There isn’t always a clear way to decide what should be worked on first. A small claim and a very high value claim can end up treated the same. Deadlines are tracked in sheets or emails, and when teams are already overloaded, some appeals just don’t get the attention they need. The system tells you what was denied, but it doesn’t really tell you what you should act on right now. And by the time someone notices, the appeal window may already be gone.
What Changes When Systems Become Proactive
Now imagine if this didn’t have to be so manual. Instead of someone constantly checking reports, the system itself could keep an eye on denials as they happen. It could flag which claims are high value, which ones are close to the deadline, and which ones actually have a strong chance of being overturned. It could pull together the relevant documentation instead of someone searching across multiple tools. The team would still make the final call but they wouldn’t be working in the dark.
A proactive approach changes this dynamic. Instead of reacting after a denial, continuous monitoring can flag issues the moment they appear. It can identify errors before submission, detect recurring payer patterns, and prioritize appeals based on financial impact and deadline risk. Industry benchmarks show that up to 70% of denials are preventable at the source. When routine checks, tracking, and pattern recognition are structured and automated, teams are freed from repetitive rework and can focus on higher value decisions. Over time, denial management shifts from constant firefighting to prevention protecting revenue before it quietly turns into permanent loss.
How Can We Overcome the Appeal Gap with Proactive Systems?
Better tracking and better attention to denials: A lot of revenue isn’t lost because the appeal was weak, it’s lost because the deadline passed. When tracking is manual, it’s easy for things to slip through, especially when teams are overloaded.
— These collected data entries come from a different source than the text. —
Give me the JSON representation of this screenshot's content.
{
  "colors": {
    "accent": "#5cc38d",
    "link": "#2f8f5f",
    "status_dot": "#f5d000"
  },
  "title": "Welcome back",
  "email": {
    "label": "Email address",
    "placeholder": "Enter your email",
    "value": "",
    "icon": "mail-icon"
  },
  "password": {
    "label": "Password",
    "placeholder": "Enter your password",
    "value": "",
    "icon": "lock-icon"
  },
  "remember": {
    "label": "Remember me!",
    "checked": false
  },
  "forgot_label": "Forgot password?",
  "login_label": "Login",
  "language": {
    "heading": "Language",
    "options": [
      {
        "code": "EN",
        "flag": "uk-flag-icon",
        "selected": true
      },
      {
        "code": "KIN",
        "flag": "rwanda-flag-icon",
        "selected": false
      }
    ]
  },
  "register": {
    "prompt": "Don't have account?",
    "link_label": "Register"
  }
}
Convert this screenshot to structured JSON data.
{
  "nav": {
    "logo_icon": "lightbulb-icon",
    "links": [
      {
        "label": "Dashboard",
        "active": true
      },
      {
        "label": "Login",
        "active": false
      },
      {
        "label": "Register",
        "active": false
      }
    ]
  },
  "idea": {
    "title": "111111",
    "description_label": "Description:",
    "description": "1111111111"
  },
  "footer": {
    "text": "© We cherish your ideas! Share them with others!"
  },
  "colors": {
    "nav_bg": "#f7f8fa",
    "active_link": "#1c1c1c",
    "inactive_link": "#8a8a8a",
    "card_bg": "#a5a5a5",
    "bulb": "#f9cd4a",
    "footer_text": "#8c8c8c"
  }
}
When timelines are monitored continuously, appeals don’t quietly expire just because no one paid attention to them.
They know how to treat which denial: Not all denials are equal, but traditional workflows often treat them that way. A 50,000 claim can end up sitting in the same queue. Without clear visibility into impact and likelihood of recovery, teams make decisions under pressure. A proactive system helps surface which appeals actually matter most, so effort goes where it creates the most value.
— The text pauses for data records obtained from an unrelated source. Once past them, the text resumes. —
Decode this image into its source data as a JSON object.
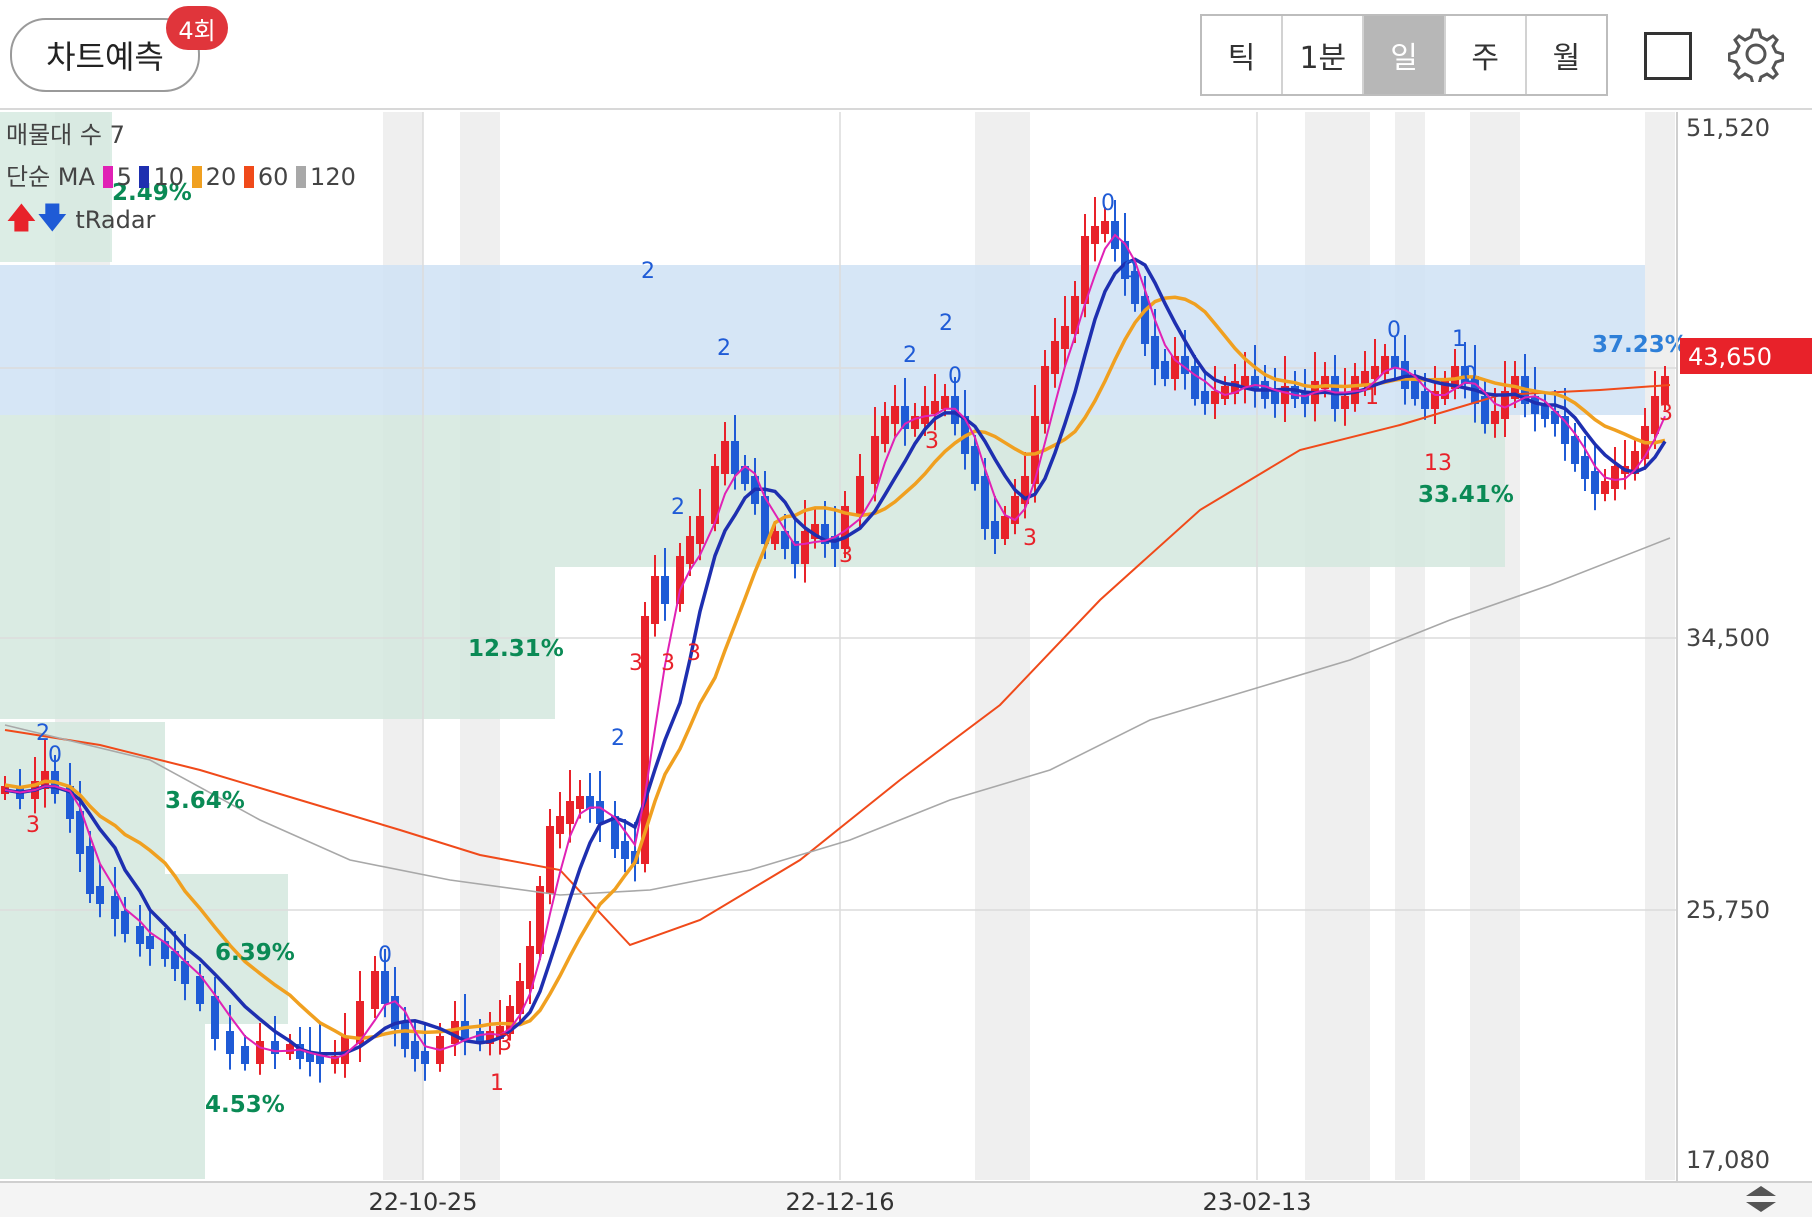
{
  "header": {
    "predict_button": "차트예측",
    "predict_badge": "4회",
    "timeframes": [
      {
        "label": "틱",
        "active": false
      },
      {
        "label": "1분",
        "active": false
      },
      {
        "label": "일",
        "active": true
      },
      {
        "label": "주",
        "active": false
      },
      {
        "label": "월",
        "active": false
      }
    ]
  },
  "legend": {
    "volume_profile": "매물대 수 7",
    "ma_label": "단순 MA",
    "ma_items": [
      {
        "period": "5",
        "color": "#e021b5"
      },
      {
        "period": "10",
        "color": "#1e2fb0"
      },
      {
        "period": "20",
        "color": "#f0a020"
      },
      {
        "period": "60",
        "color": "#f04a1a"
      },
      {
        "period": "120",
        "color": "#a8a8a8"
      }
    ],
    "tradar": "tRadar"
  },
  "chart_data": {
    "type": "candlestick",
    "y_axis_labels": [
      "51,520",
      "34,500",
      "25,750",
      "17,080"
    ],
    "ylim": [
      17080,
      51520
    ],
    "x_axis_labels": [
      "22-10-25",
      "22-12-16",
      "23-02-13"
    ],
    "current_price": "43,650",
    "price_colors": {
      "up": "#e8222a",
      "down": "#1f5bd6"
    },
    "volume_profile_percents": [
      "2.49%",
      "3.64%",
      "6.39%",
      "4.53%",
      "12.31%",
      "33.41%",
      "37.23%"
    ],
    "signal_marks": [
      "2",
      "0",
      "3",
      "0",
      "1",
      "3",
      "2",
      "3",
      "3",
      "3",
      "2",
      "2",
      "2",
      "2",
      "0",
      "3",
      "3",
      "3",
      "0",
      "0",
      "2",
      "0",
      "1",
      "1",
      "0",
      "13",
      "3"
    ]
  }
}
Reduce manual burden and manage better: Denial management today involves a lot of repetitive work checking eligibility, gathering documentation, reviewing contracts, tracking statuses. This not only slows recovery but also adds to burnout. When routine monitoring and pattern detection are structured and supported by the system, teams can focus more on judgment-heavy cases instead of chasing paperwork all day.
Is There Really a Gap?
When you step back and look at the bigger picture, the numbers are hard to ignore. Industry data shows that anywhere between 5 to 20 percent of claims get denied, depending on the system and payer. Out of those, a large portion are never appealed, often because teams simply do not have the time or structure to go after them. At the same time, many appealed denials do get overturned when they are properly pursued. So the issue is not always the validity of the claim. It is the gap between denial and action. That gap quietly affects cash flow, margins, and the overall financial stability of the system.
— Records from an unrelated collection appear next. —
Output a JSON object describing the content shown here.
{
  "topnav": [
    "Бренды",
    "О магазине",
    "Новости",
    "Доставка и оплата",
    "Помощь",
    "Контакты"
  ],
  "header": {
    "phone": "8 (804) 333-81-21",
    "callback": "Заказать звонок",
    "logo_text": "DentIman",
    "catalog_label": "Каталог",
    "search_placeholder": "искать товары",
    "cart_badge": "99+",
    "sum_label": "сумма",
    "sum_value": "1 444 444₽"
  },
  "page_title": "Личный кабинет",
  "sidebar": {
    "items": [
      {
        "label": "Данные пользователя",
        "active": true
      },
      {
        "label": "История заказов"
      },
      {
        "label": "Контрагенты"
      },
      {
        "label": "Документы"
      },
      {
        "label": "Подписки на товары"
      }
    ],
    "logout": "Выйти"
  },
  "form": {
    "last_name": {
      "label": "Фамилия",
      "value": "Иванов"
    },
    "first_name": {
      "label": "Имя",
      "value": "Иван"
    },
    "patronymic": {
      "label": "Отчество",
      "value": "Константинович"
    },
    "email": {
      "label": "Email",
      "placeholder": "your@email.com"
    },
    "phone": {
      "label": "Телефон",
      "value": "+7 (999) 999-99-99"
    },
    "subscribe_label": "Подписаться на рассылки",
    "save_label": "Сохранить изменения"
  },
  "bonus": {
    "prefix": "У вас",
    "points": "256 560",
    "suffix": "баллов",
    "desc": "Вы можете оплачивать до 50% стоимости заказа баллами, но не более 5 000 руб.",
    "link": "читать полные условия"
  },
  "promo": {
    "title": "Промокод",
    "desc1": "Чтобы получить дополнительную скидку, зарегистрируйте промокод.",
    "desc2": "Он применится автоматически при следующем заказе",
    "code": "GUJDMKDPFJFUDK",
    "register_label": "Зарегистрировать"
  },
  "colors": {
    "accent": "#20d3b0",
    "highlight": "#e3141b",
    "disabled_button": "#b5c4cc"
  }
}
In the end, the appeal gap is not about blaming billing teams or pointing out mistakes. It is about recognizing that manual processes do not scale well in a complex healthcare environment. When tracking is reactive and priorities are unclear, even recoverable revenue can slip away. Closing this gap means building better visibility, better prioritization, and better follow-through. It is not about working harder. It is about making sure the work that matters most actually gets done before it is too late.